Room treatment follows the restraint of the atrium. Sashes have been repaired but left single glazed (for cost reasons), with internal lacquered MDF shutters added - it is not the quietest of neighbourhoods. These provide enough blackout to enable lights to be set in the top member of the sashes to enliven the windows when seen from the street at night. The shutters also avoid the need for curtains, something the architect was very keen to achieve.

Built-in furniture is designed by Chetwood. There was too much variation in the building's shape for the bathrooms to be prefabricated as pods, but Chetwood has gone a long way toward this. Every bedroom has a standard vanitory unit (surface, basin, lighting and WC) and there is a standard shower or bath. Units were made up off site by the joiners and reassembled in the rooms.

With this amount of repetition, it was possible to go for a high spec and get a good price.

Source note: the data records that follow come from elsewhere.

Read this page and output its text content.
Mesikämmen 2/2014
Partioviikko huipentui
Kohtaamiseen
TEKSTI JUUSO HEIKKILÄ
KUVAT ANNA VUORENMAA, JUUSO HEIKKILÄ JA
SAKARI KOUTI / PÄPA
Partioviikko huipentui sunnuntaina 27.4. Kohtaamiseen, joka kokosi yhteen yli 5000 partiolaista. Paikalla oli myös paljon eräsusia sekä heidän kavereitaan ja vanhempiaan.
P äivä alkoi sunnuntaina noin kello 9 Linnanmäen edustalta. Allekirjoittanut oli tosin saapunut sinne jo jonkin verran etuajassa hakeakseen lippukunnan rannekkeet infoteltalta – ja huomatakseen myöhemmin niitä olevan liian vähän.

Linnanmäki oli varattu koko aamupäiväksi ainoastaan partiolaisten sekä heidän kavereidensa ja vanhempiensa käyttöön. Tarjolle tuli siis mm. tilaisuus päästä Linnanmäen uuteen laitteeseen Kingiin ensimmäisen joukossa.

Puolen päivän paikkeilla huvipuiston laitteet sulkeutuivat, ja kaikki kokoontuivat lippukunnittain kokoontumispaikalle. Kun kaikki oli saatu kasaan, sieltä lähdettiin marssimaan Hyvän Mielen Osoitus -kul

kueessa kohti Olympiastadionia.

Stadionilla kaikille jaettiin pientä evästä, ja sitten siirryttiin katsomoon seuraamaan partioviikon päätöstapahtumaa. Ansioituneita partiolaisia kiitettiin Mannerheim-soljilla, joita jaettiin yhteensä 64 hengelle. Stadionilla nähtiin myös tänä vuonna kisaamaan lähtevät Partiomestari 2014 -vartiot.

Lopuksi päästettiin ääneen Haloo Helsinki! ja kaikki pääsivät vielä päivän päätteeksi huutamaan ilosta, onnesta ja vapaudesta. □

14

The hotel, and Chetwood, have made use of the London aquifer.Water is extracted at a near-constant 12infinityC. The hotel has a plant in the basement that filters, carbonates and bottles this water for hotel use. The water is also used direct as grey water for flushing WCs. And this ground-source water contributes to cooling the water fed to the fan coil units in rooms.

It is good to find a hotel in which the quality and design effort does not fall off moving from entrance to public rooms to bedrooms, and particularly that the bedroom-floor circulation, so often daylight-free and depressing in hotels, has a sense of place here. While the hotel's capacity is 59 rooms, its handling gives the Zetter the sort of characterful intimacy more often associated with country house hotels. It is a place to be, not a point in passing.